Department of Psychiatry, Yale University School of Medicine, New Haven, CT, USA.
Department of Psychiatry, Yale University School of Medicine, New Haven, CT, USA.
Comput Methods Programs Biomed. 2024 Oct;255:108356. doi: 10.1016/j.cmpb.2024.108356. Epub 2024 Jul 24.
Large language models (LLMs) are generative artificial intelligence that have ignited much interest and discussion about their utility in clinical and research settings. Despite this interest there is sparse analysis of their use in qualitative thematic analysis comparing their current ability to that of human coding and analysis. In addition, there has been no published analysis of their use in real-world, protected health information.

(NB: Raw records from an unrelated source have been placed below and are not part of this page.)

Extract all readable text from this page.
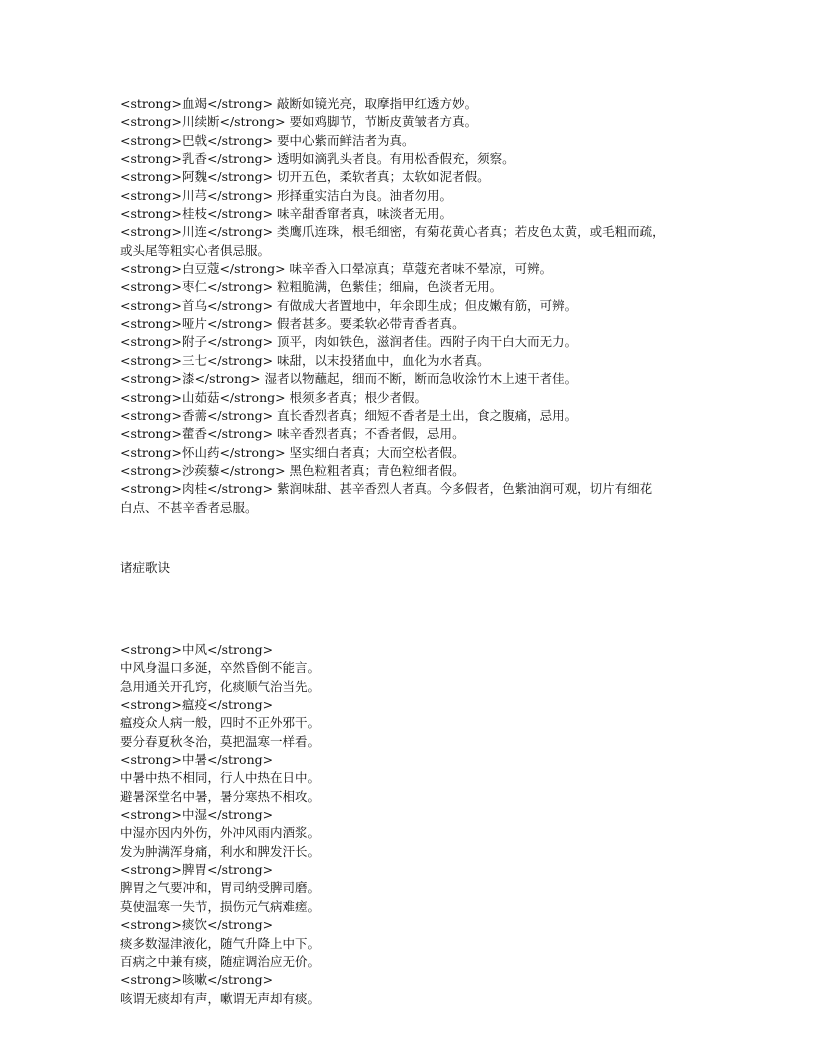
<strong>血竭</strong> 敲断如镜光亮，取摩指甲红透方妙。
<strong>川续断</strong> 要如鸡脚节，节断皮黄皱者方真。
<strong>巴戟</strong> 要中心紫而鲜洁者为真。
<strong>乳香</strong> 透明如滴乳头者良。有用松香假充，须察。
<strong>阿魏</strong> 切开五色，柔软者真；太软如泥者假。
<strong>川芎</strong> 形择重实洁白为良。油者勿用。
<strong>桂枝</strong> 味辛甜香窜者真，味淡者无用。
<strong>川连</strong> 类鹰爪连珠，根毛细密，有菊花黄心者真；若皮色太黄，或毛粗而疏，
或头尾等粗实心者俱忌服。
<strong>白豆蔻</strong> 味辛香入口晕凉真；草蔻充者味不晕凉，可辨。
<strong>枣仁</strong> 粒粗脆满，色紫佳；细扁，色淡者无用。
<strong>首乌</strong> 有做成大者置地中，年余即生成；但皮嫩有筋，可辨。
<strong>哑片</strong> 假者甚多。要柔软必带青香者真。
<strong>附子</strong> 顶平，肉如铁色，滋润者佳。西附子肉干白大而无力。
<strong>三七</strong> 味甜，以末投猪血中，血化为水者真。
<strong>漆</strong> 湿者以物蘸起，细而不断，断而急收涂竹木上速干者佳。
<strong>山茹菇</strong> 根须多者真；根少者假。
<strong>香薷</strong> 直长香烈者真；细短不香者是土出，食之腹痛，忌用。
<strong>藿香</strong> 味辛香烈者真；不香者假，忌用。
<strong>怀山药</strong> 坚实细白者真；大而空松者假。
<strong>沙蒺藜</strong> 黑色粒粗者真；青色粒细者假。
<strong>肉桂</strong> 紫润味甜、甚辛香烈人者真。今多假者，色紫油润可观，切片有细花
白点、不甚辛香者忌服。
诸症歌诀
<strong>中风</strong>
中风身温口多涎，卒然昏倒不能言。
急用通关开孔窍，化痰顺气治当先。
<strong>瘟疫</strong>
瘟疫众人病一般，四时不正外邪干。
要分春夏秋冬治，莫把温寒一样看。
<strong>中暑</strong>
中暑中热不相同，行人中热在日中。
避暑深堂名中暑，暑分寒热不相攻。
<strong>中湿</strong>
中湿亦因内外伤，外冲风雨内酒浆。
发为肿满浑身痛，利水和脾发汗长。
<strong>脾胃</strong>
脾胃之气要冲和，胃司纳受脾司磨。
莫使温寒一失节，损伤元气病难瘥。
<strong>痰饮</strong>
痰多数湿津液化，随气升降上中下。
百病之中兼有痰，随症调治应无价。
<strong>咳嗽</strong>
咳谓无痰却有声，嗽谓无声却有痰。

Here we fill that gap in the literature by comparing an LLM to standard human thematic analysis in real-world, semi-structured interviews of both patients and clinicians within a psychiatric setting.

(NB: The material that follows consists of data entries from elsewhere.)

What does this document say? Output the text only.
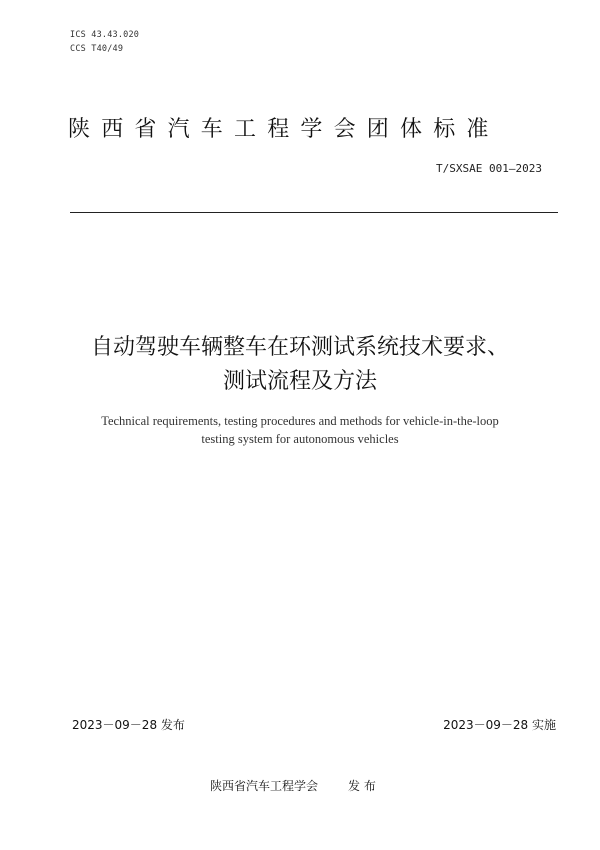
ICS 43.43.020
CCS T40/49
陕西省汽车工程学会团体标准
T/SXSAE 001—2023
自动驾驶车辆整车在环测试系统技术要求、
测试流程及方法
Technical requirements, testing procedures and methods for vehicle-in-the-loop
testing system for autonomous vehicles
2023－09－28 发布	2023－09－28 实施
陕西省汽车工程学会	发 布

Using a 70 billion parameter open-source LLM running on local hardware and advanced prompt engineering techniques, we produced themes that summarized a full corpus of interviews in minutes. Subsequently we used three different evaluation methods for quantifying similarity between themes produced by the LLM and those produced by humans.
These revealed similarities ranging from moderate to substantial (Jaccard similarity coefficients 0.44-0.69), which are promising preliminary results.
Our study demonstrates that open-source LLMs can effectively generate robust themes from qualitative data, achieving substantial similarity to human-generated themes. The validation of LLMs in thematic analysis, coupled with evaluation methodologies, highlights their potential to enhance and democratize qualitative research across diverse fields.
大型语言模型(LLMs)是生成式人工智能,它们在临床和研究环境中的实用性引起了广泛关注和讨论。尽管人们对此很感兴趣,但很少有分析将其与人类编码和分析进行比较,以评估其在定性主题分析中的应用。此外,也没有关于其在真实的、受保护的健康信息中的应用的已发表分析。
本研究通过在精神科环境中对患者和临床医生进行的真实半结构化访谈,将 LLM 与标准的人类主题分析进行比较,填补了这一文献空白。
我们使用一个 700 亿参数的开源 LLM,在本地硬件上运行,并采用先进的提示工程技术,在数分钟内生成了对整个访谈语料库的总结主题。随后,我们使用三种不同的评估方法来量化 LLM 生成的主题与人类生成的主题之间的相似性。
这些结果显示出相似性从中等到高度(Jaccard 相似系数为 0.44-0.69),这是有希望的初步结果。
我们的研究表明,开源 LLM 可以有效地从定性数据中生成强大的主题,与人类生成的主题具有高度相似性。对 LLM 在主题分析中的验证,以及评估方法的使用,突出了它们在不同领域增强和民主化定性研究的潜力。